When his orders came, Nelson on September 15 sailed in the Victory. He was now at the height of his professional powers. Worshiped by his officers and sailors alike, he was confident that his captains understood his tactical thinking so well that the minimum of consultation would be required. On his 47th birthday he dined 15 captains in his flagship and outlined his plans to bring on a "pell-mell battle" in which British gunnery and offensive spirit would be decisive. He planned to advance on the Franco-Spanish fleets in two divisions to break their line and destroy them piecemeal. This was the final abandonment of the traditionally rigid tactics of fighting in line of battle.
After receiving Napoleon's orders that he must break the blockade,
Villeneuve, on October 20, sailed out of Cadiz. At dawn next day, the
Franco-Spanish fleets were silhouetted against the sunrise off cape
Trafalgar, and the British began to form the two divisions in which they were to fight, one by Nelson, the other by Collingwood. As the opposing fleets closed, Nelson made signal. "England expects that every will man do his duty". The Battle of Trafalgar raged at its fiercest around the victory.
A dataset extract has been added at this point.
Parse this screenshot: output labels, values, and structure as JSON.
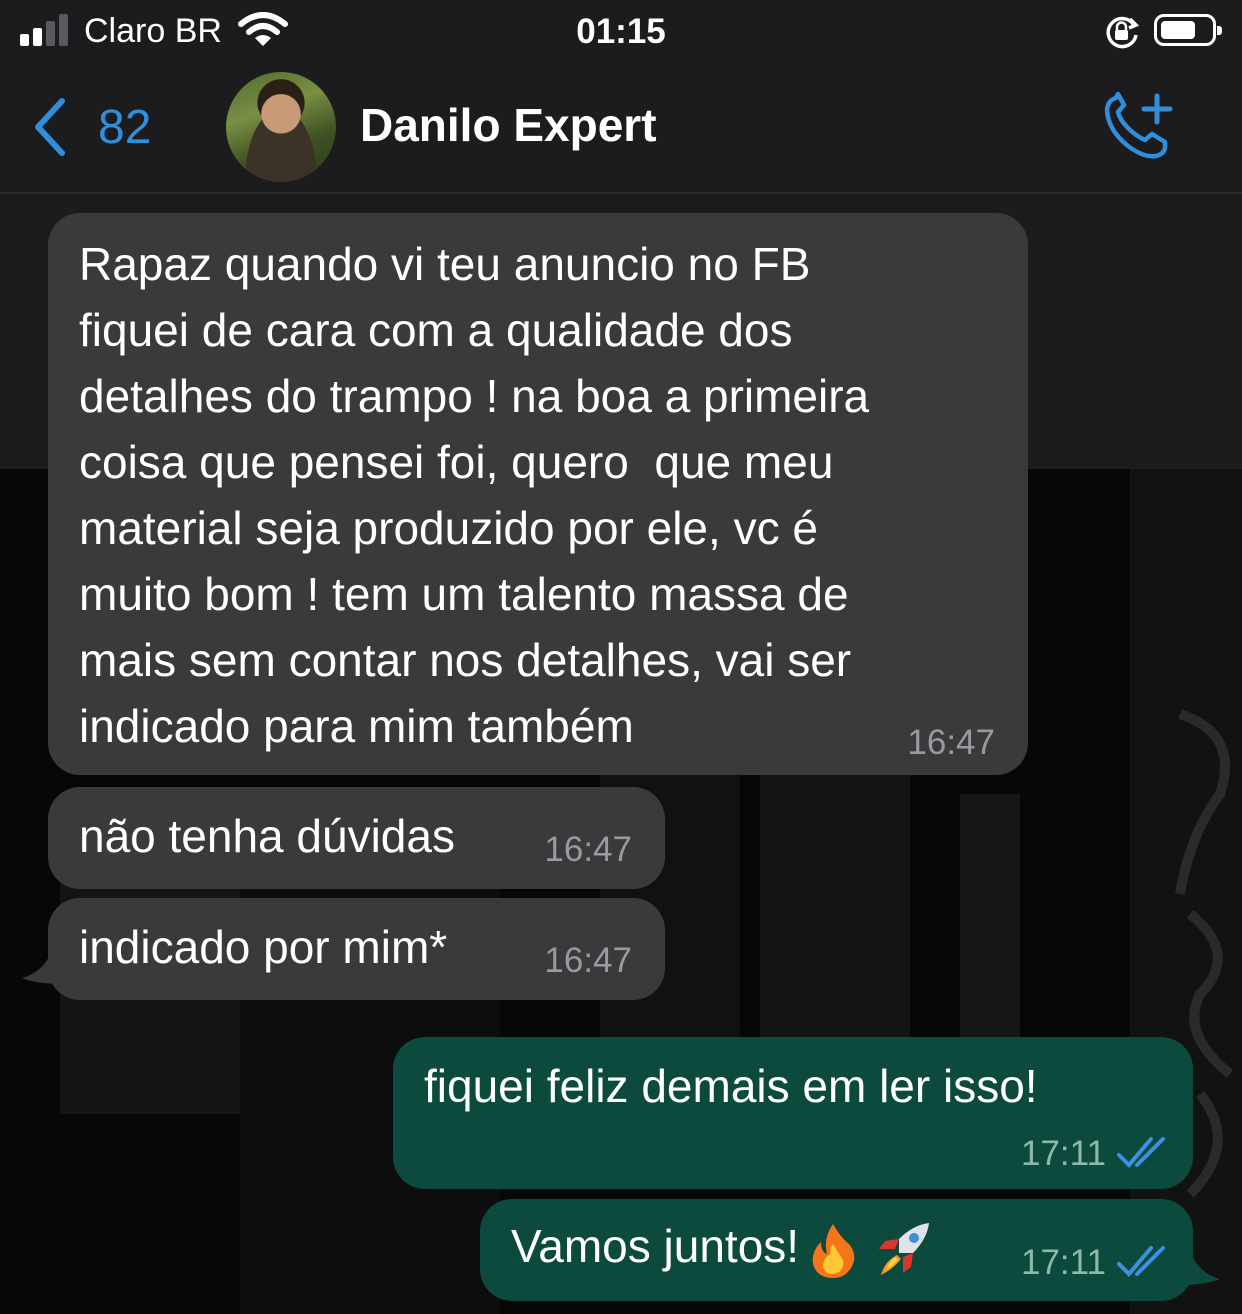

A French sniper from the mast of the Redoutable, shot Nelson through the shoulder and chest. He was carried below to the surgeon, and it was soon clear that he was dying. When told that 15 enemy ships had been taken, he replied, "That is well, but I had bargained for 20". Thomas
Hardy, his flag captain, kissed his forehead in farewell and Nelson spoke his last words, "Now I am satisfied. Thank God, I have done my duty".
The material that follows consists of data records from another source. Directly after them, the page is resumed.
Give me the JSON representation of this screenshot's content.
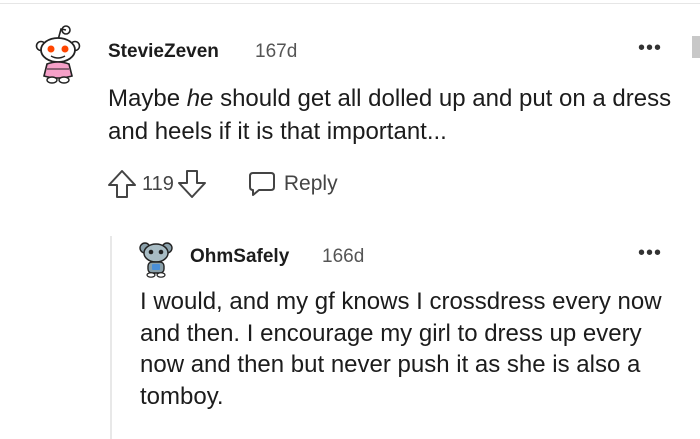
{
  "comments": [
    {
      "author": "StevieZeven",
      "age": "167d",
      "body_before": "Maybe ",
      "body_em": "he",
      "body_after": " should get all dolled up and put on a dress and heels if it is that important...",
      "votes": "119",
      "reply_label": "Reply",
      "more_label": "•••",
      "avatar_icon": "snoo-avatar-icon"
    },
    {
      "author": "OhmSafely",
      "age": "166d",
      "body": "I would, and my gf knows I crossdress every now and then. I encourage my girl to dress up every now and then but never push it as she is also a tomboy.",
      "more_label": "•••",
      "avatar_icon": "snoo-avatar-icon"
    }
  ],
  "colors": {
    "text": "#1c1c1c",
    "meta": "#555555",
    "icon": "#444444",
    "thread_line": "#e8e8e8",
    "avatar_accent": "#ff4500",
    "avatar_pink": "#f5a0c8"
  }
}
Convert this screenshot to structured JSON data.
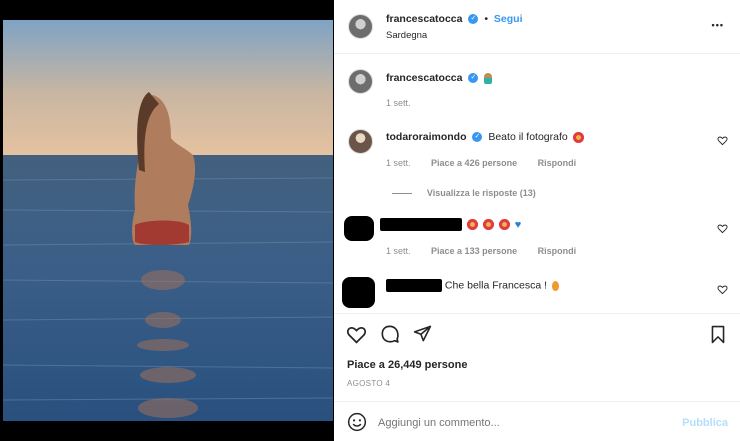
{
  "post": {
    "author": "francescatocca",
    "follow_label": "Segui",
    "location": "Sardegna",
    "more_label": "•••"
  },
  "caption": {
    "author": "francescatocca",
    "time": "1 sett."
  },
  "comments": [
    {
      "author": "todaroraimondo",
      "text": "Beato il fotografo",
      "time": "1 sett.",
      "likes": "Piace a 426 persone",
      "reply": "Rispondi",
      "replies": "Visualizza le risposte (13)"
    },
    {
      "time": "1 sett.",
      "likes": "Piace a 133 persone",
      "reply": "Rispondi"
    },
    {
      "text": "Che bella Francesca !"
    }
  ],
  "actions": {
    "likes_total": "Piace a 26,449 persone",
    "date": "AGOSTO 4"
  },
  "composer": {
    "placeholder": "Aggiungi un commento...",
    "publish_label": "Pubblica"
  },
  "colors": {
    "accent": "#3897f0",
    "publish_disabled": "#b2dffc",
    "verified": "#3897f0"
  }
}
Although the victory of Trafalgar finally made Britain safe from
invasion, it was, at the time, overshadowed by the news of Nelson's death.
A country racked with grief gave him a majestic funeral in St. Paul's
Cathedral, and his popularity in countless monuments, streets, and inns named after him and, eventually, in the preservation at Portsmouth of the
Victory. Emma Hamilton and his daughter, however, were ignored. Emma died, almost destitute, in Calais nine years later. Horatia, showing her father's resilience, married a clergyman in Norfolk and became the mother of large and sturdy family.
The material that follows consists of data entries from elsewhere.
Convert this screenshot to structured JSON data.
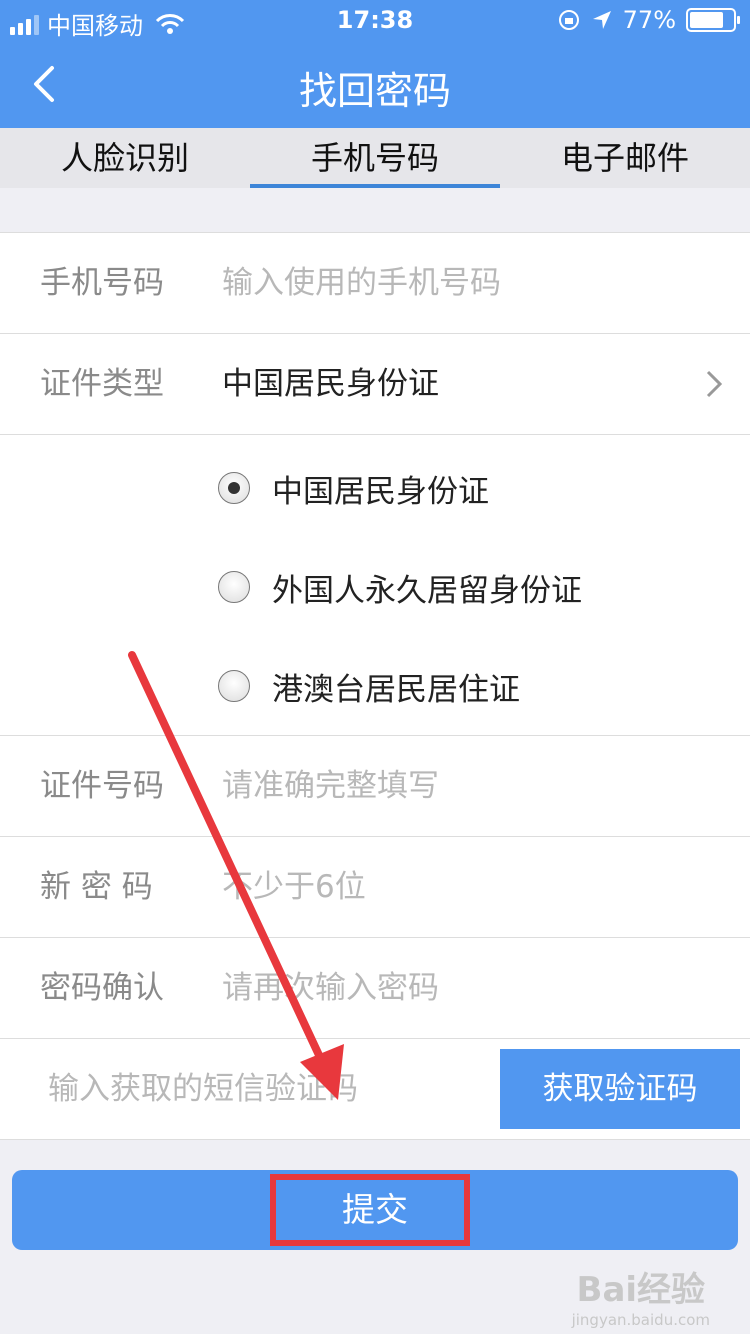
{
  "status_bar": {
    "carrier": "中国移动",
    "time": "17:38",
    "battery": "77%"
  },
  "nav": {
    "title": "找回密码"
  },
  "tabs": [
    {
      "label": "人脸识别",
      "active": false
    },
    {
      "label": "手机号码",
      "active": true
    },
    {
      "label": "电子邮件",
      "active": false
    }
  ],
  "form": {
    "phone": {
      "label": "手机号码",
      "placeholder": "输入使用的手机号码"
    },
    "id_type": {
      "label": "证件类型",
      "value": "中国居民身份证"
    },
    "id_options": [
      "中国居民身份证",
      "外国人永久居留身份证",
      "港澳台居民居住证"
    ],
    "id_number": {
      "label": "证件号码",
      "placeholder": "请准确完整填写"
    },
    "new_password": {
      "label": "新 密 码",
      "placeholder": "不少于6位"
    },
    "confirm_password": {
      "label": "密码确认",
      "placeholder": "请再次输入密码"
    },
    "sms_code": {
      "placeholder": "输入获取的短信验证码",
      "button": "获取验证码"
    }
  },
  "submit_label": "提交",
  "watermark": {
    "logo": "Bai经验",
    "sub": "jingyan.baidu.com"
  },
  "colors": {
    "primary": "#5197f0",
    "annotation": "#e8383d"
  }
}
Nelson had finally broken the unimaginative strategical and tactical
doctrines of the previous century and taught individual officers to think
for themselves. His flair and forcefulness as a commander in battle were
decisive factors in his two major victories- the battles of the Nile and
Trafalgar. In the former, he had destroyed the French fleet upon which
Napoleon Bonaparte had based his hopes of Eastern conquest, and in the latter he had destroyed the combined French and Spanish fleets, thus ensuring the safety of the British Isles from invasion and the supremacy of
British sea power for more than a century. Spectacular success in battle, combined with his humanity as a commander and his scandalous private life, raised Nelson to godlike status in his lifetime, and after his death at
Trafalgar in 1805, he was enshrined in popular myth and iconography. He is still generally accepted as the most appealing of Britain’s national heroes.